Ce n'est pas encore un smartphone entièrement construit autour d'une chaîne d'approvisionnement chinoise. Cela s'en rapproche davantage qu'une génération auparavant.
Un pliable avec une vraie configuration photo
La photo est historiquement l'un des endroits où les pliables font des concessions. Les modules prennent de la place, les téléobjectifs périscopiques encore davantage.
Xiaomi installe pourtant trois caméras Leica au dos.
- Capteur principal de 200 MP avec stabilisation optique.
- Téléobjectif périscopique de 50 MP à environ 80 mm, soit un zoom optique 3,5x.
- Ultra grand-angle de 50 MP.
Le téléobjectif peut également exploiter un recadrage dans le capteur pour atteindre l'équivalent d'environ 160 mm sans passer immédiatement par un zoom numérique classique.
L'intérêt n'est pas d'avoir écrit « 200 MP » le plus gros possible sur une fiche technique. C'est surtout que Xiaomi refuse ici de réserver son meilleur système photo uniquement à ses smartphones rigides.
Le compromis est ailleurs : pour l'instant, il faut habiter en Chine
La version 12 Go + 256 Go débute à 10 999 yuans. Les prix montent à 11 999 yuans pour 512 Go, 12 999 yuans pour 16 Go + 512 Go et 14 999 yuans pour la version 16 Go + 1 To équipée de LPDDR6.
Une Ceramic Special Edition de 16 Go + 1 To atteint 15 999 yuans.
Les ventes chinoises ont commencé le 10 septembre.

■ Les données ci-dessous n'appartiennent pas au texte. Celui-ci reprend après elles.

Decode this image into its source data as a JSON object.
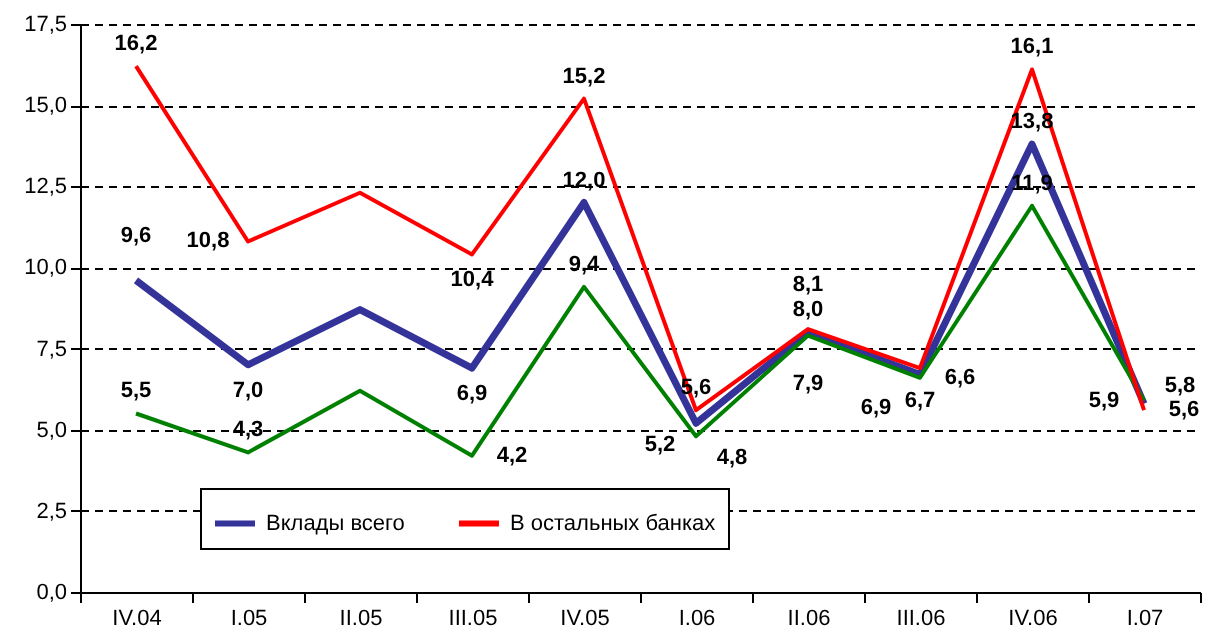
{
  "chart_data": {
    "type": "line",
    "categories": [
      "IV.04",
      "I.05",
      "II.05",
      "III.05",
      "IV.05",
      "I.06",
      "II.06",
      "III.06",
      "IV.06",
      "I.07"
    ],
    "series": [
      {
        "name": "Вклады всего",
        "color": "#333399",
        "values": [
          9.6,
          7.0,
          8.7,
          6.9,
          12.0,
          5.2,
          8.0,
          6.7,
          13.8,
          5.8
        ],
        "value_labels": [
          "9,6",
          "7,0",
          null,
          "6,9",
          "12,0",
          "5,2",
          "8,0",
          "6,7",
          "13,8",
          "5,8"
        ]
      },
      {
        "color": "#008000",
        "values": [
          5.5,
          4.3,
          6.2,
          4.2,
          9.4,
          4.8,
          7.9,
          6.6,
          11.9,
          5.9
        ],
        "value_labels": [
          "5,5",
          "4,3",
          null,
          "4,2",
          "9,4",
          "4,8",
          "7,9",
          "6,6",
          "11,9",
          "5,9"
        ]
      },
      {
        "name": "В остальных банках",
        "color": "#ff0000",
        "values": [
          16.2,
          10.8,
          12.3,
          10.4,
          15.2,
          5.6,
          8.1,
          6.9,
          16.1,
          5.6
        ],
        "value_labels": [
          "16,2",
          "10,8",
          null,
          "10,4",
          "15,2",
          "5,6",
          "8,1",
          "6,9",
          "16,1",
          "5,6"
        ]
      }
    ],
    "ylim": [
      0,
      17.5
    ],
    "yticks": [
      {
        "value": 0,
        "label": "0,0"
      },
      {
        "value": 2.5,
        "label": "2,5"
      },
      {
        "value": 5,
        "label": "5,0"
      },
      {
        "value": 7.5,
        "label": "7,5"
      },
      {
        "value": 10,
        "label": "10,0"
      },
      {
        "value": 12.5,
        "label": "12,5"
      },
      {
        "value": 15,
        "label": "15,0"
      },
      {
        "value": 17.5,
        "label": "17,5"
      }
    ],
    "grid": "y",
    "legend": "bottom",
    "marker": "none",
    "line_style": "solid"
  }
}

Aucun lancement européen ou nord-américain n'est confirmé. Et c'est probablement la limite la plus frustrante de la fiche technique : Xiaomi peut mettre 6 000 mAh, un périscope, son propre SoC et de la LPDDR6 dans un pliable, mais pas encore le mettre officiellement dans beaucoup de poches hors de Chine.
Le pliable ne peut plus utiliser sa charnière comme excuse
Pendant plusieurs générations, les téléphones pliables ont demandé d'accepter une batterie plus petite, une photo moins ambitieuse ou un prix énorme au nom de leur mécanique complexe.
Le Xiaomi 18 Fold ne supprime pas tous les compromis. Il reste épais fermé, sa pliure est toujours visible sous certains angles et son lancement international est inexistant pour l'instant.
Mais sa fiche technique déplace la ligne.
Une batterie de 6 000 mAh tient dans 219 g. Un périscope tient à côté d'un capteur 200 MP. Un SoC maison de 3 nm tient dans le même châssis.
À partir de là, les concurrents auront un peu plus de mal à expliquer pourquoi un téléphone pliable très cher doit forcément embarquer moins qu'un flagship classique.